From the Guidelines
22q11.2 deletion syndrome, also known as DiGeorge syndrome, is a genetic disorder that requires a multidisciplinary treatment approach, prioritizing regular monitoring and management of its various manifestations, including cardiac, immune, endocrine, and psychiatric issues, as outlined in the most recent guidelines 1.
Overview of 22q11.2 Deletion Syndrome
This condition affects multiple body systems and typically presents with congenital heart defects, immune system problems, palate abnormalities, learning difficulties, and distinctive facial features. The management of 22q11.2 deletion syndrome involves a comprehensive approach, including:
- Cardiac defects often require surgical correction in infancy
- Immune deficiencies may necessitate thymus transplantation in severe cases or prophylactic antibiotics and immunoglobulin replacement therapy for less severe cases
- Hypocalcemia is managed with calcium supplements (typically 500-1000 mg daily) and vitamin D (400-1000 IU daily) 1
- Speech therapy addresses palate abnormalities and feeding difficulties
- Developmental delays require early intervention services, special education support, and sometimes behavioral therapy
Psychiatric and Neuropsychiatric Management
Psychiatric symptoms like anxiety, depression, or psychosis may emerge in adolescence or adulthood and are treated with standard psychiatric medications. It is essential to assess cognitive and adaptive strengths and weaknesses, especially at transition to adulthood, and to provide counseling to caregivers and others about realistic expectations given the individual’s capabilities and hidden disabilities 1.
Regular Monitoring and Genetic Counseling
Regular monitoring by a multidisciplinary team, including cardiology, immunology, endocrinology, and developmental specialists, is crucial.
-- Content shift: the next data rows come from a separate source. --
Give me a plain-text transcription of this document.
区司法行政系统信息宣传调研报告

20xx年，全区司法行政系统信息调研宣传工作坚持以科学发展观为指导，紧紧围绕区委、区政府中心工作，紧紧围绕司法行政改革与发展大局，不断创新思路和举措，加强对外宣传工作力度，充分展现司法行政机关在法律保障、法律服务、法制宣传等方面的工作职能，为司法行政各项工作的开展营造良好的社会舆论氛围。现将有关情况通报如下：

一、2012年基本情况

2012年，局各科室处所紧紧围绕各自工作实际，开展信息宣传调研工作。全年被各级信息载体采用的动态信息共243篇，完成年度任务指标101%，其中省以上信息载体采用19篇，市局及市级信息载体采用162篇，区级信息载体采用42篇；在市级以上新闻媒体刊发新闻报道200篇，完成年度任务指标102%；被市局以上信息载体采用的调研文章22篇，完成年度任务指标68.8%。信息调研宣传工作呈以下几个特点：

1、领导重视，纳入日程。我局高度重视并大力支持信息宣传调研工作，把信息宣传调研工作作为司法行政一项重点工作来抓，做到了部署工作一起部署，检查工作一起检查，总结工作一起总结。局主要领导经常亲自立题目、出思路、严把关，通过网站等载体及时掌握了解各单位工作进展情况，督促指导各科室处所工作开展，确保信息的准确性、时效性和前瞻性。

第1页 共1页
Early diagnosis and comprehensive management significantly improve outcomes, as many complications can be effectively treated when identified promptly. Genetic counseling is also important for affected individuals and their families to understand inheritance patterns and reproductive options 1.
Key Considerations
- The most recent guidelines emphasize the importance of managing treatable associated conditions and providing individualized care based on the patient's specific needs and manifestations 1
- Regular assessments and monitoring are necessary to address the variability in intellect, cognitive functioning, and adaptive abilities in adults with 22q11.2 deletion syndrome 1
- A comprehensive approach to management, including coordination with specialists and attention to preventive health care measures, is essential for optimizing outcomes in individuals with 22q11.2 deletion syndrome.
From the Research
Definition of DiGeorge Disease
DiGeorge disease, also known as 22q11.2 deletion syndrome, is a disorder characterized by thymic hypoplasia, hypocalcaemia, outflow tract defects of the heart, and dysmorphic facies 2. It results from a deletion within chromosome 22q11.2 and is part of the clinical spectrum known as CATCH 22 syndrome, which includes cardiac defects, abnormal facies, thymic hypoplasia, cleft palate, and hypocalcaemia 2.
Clinical Features
The clinical features of DiGeorge disease include:
- Cardiac defects
- Abnormal facies
- Thymic hypoplasia
- Cleft palate
- Hypocalcaemia
- Immunodeficiency
- Renal anomalies
- Eye anomalies
- Skeletal defects
- Developmental delay 3, 4, 5
Treatment
Treatment for DiGeorge disease is tailored to each individual's specific medical problems and may include:
- Thymic transplant or fully matched bone marrow transplant for patients with severe immunodeficiency 4
- Management of cardiac anomalies
- Treatment of hypocalcaemia and hypoparathyroidism
- Speech therapy and management of cleft palate
- Monitoring for autoimmune diseases and infections 3, 6
Diagnosis
Diagnosis of DiGeorge disease can be made using fluorescence in situ hybridization (FISH) to detect deletions of chromosome 22q11.2 5. FISH analysis is recommended in patients with combined hypocalcemia and congenital cardiac malformations, with or without other characteristics of the disease.
Immunodeficiency and Autoimmunity
Patients with DiGeorge disease are at increased risk of immunodeficiency and autoimmunity due to impaired thymic development and defects in T-cell and B-cell function 6. Immunodeficiency can range from mild to severe and may be associated with recurrent infections or autoimmune diseases.